U.S. stocks are lower in Friday afternoon trading, with the Dow Jones Industrial Average (^DJI 0.69%) and the S&P 500 (^GSPC 1.20%) down 0.79% and 0.75%, respectively, at 1:45 p.m. EST.


Image source: StockMonkeys.com. Republished under CC BY 2.0.

Chastened by the financial crisis, U.S. companies have spent the post-crisis years repairing their balance sheets, accumulating an enormous cash trove in the process. USA, Inc. now has a "fortress balance sheet" (to use JPMorgan Chase CEO Jamie Dimon's turn of phrase).

Try this narrative on for size instead: U.S. companies have been releveraging their balance sheets such that debt levels have now doubled relative to the levels that prevailed at the height of the credit bubble in 2007.

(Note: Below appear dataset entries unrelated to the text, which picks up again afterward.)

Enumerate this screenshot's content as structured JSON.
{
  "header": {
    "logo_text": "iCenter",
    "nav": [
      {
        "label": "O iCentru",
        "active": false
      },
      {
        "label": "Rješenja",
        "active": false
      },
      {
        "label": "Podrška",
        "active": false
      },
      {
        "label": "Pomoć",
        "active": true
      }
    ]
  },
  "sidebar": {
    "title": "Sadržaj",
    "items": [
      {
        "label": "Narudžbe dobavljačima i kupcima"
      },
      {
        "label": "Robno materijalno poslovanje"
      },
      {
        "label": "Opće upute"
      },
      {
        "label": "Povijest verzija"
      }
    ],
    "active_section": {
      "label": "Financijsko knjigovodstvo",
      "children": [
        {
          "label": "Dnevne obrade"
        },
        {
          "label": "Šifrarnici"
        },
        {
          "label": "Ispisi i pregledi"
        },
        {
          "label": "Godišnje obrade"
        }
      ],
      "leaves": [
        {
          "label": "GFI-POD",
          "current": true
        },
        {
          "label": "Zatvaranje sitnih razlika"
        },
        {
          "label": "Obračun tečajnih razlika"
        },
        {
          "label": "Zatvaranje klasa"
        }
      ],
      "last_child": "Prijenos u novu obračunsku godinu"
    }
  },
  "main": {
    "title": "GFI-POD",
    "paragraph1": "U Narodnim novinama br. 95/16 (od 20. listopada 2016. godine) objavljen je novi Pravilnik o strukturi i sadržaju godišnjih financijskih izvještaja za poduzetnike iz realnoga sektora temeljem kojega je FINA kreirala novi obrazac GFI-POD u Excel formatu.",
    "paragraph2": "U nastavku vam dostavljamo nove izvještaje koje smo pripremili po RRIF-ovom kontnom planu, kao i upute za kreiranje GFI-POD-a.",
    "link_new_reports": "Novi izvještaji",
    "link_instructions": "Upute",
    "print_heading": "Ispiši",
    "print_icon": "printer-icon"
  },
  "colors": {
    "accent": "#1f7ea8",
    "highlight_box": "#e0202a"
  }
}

Impossible? That's the warning contained in a recent note from Goldman Sachs' equity research group, co-written by Robert Boroujerdi:

Companies in the United States have taken advantage of low interest rates to issue record levels of debt over the past few years to fund buybacks and M&A. This has driven the total amount of debt on balance sheets to more than double pre-crisis levels.

That jump in debt is shown in the following graph, which displays the aggregate debt level (dark blue line) and interest expense (light blue line) for the companies in Goldman's North America coverage universe, indexed to 100 in 2007 (left-hand axis):


Source: Goldman Sachs.

While the debt level has more than doubled relative to 2007; however, the interest expense has risen at less than half that rate due to the significant decline in interest rates during that period; the latter phenomenon is represented through the blue bars, which are measured against the right-hand axis.

But what about the enormous cash pile U.S. corporates have built? Doesn't it mean balance sheets are much healthier than gross debt levels would indicate? Not according to the next graph:


Source: Goldman Sachs.

This graph shows the ratio of net debt (i.e., debt minus cash) over EBITDA (earnings before interest, taxes, depreciation, and amortization -- a measure of cashflow) since the end of 2005. That ratio (dark blue line) is back to the highest level achieved during the credit crisis. Once you remove energy companies, the rebound in the "normalized" ratio (light blue line) is even more pronounced.

(U.S. energy companies took on significant debt during the last few years; removing them shows this isn't enough to explain the increase in aggregate debt.)

Boroujerdi concludes:

Like a bad dream, imbalances have been building the last few years. ... While neither [debt nor goodwill] poses an immediate terminal risk to the health of corporate America, the changing nature of corporate balance sheets does raise the question, again, about the lack of organic growth and reinvestment post the crisis.

With the United States on the verge of the first interest rate hikes in almost a decade, we question the sustainability of these trends [rising leverage and goodwill].

Unfortunately, companies themselves appear to be oblivious to that question. Indeed, Goldman's well-regarded Portfolio Strategy group published a note of its own this week, according to which companies in the S&P 500 are planning a greater percentage increase in the amount they spend on buybacks, dividends, and mergers and acquisitions in 2016 than on capital expenditure and research and development.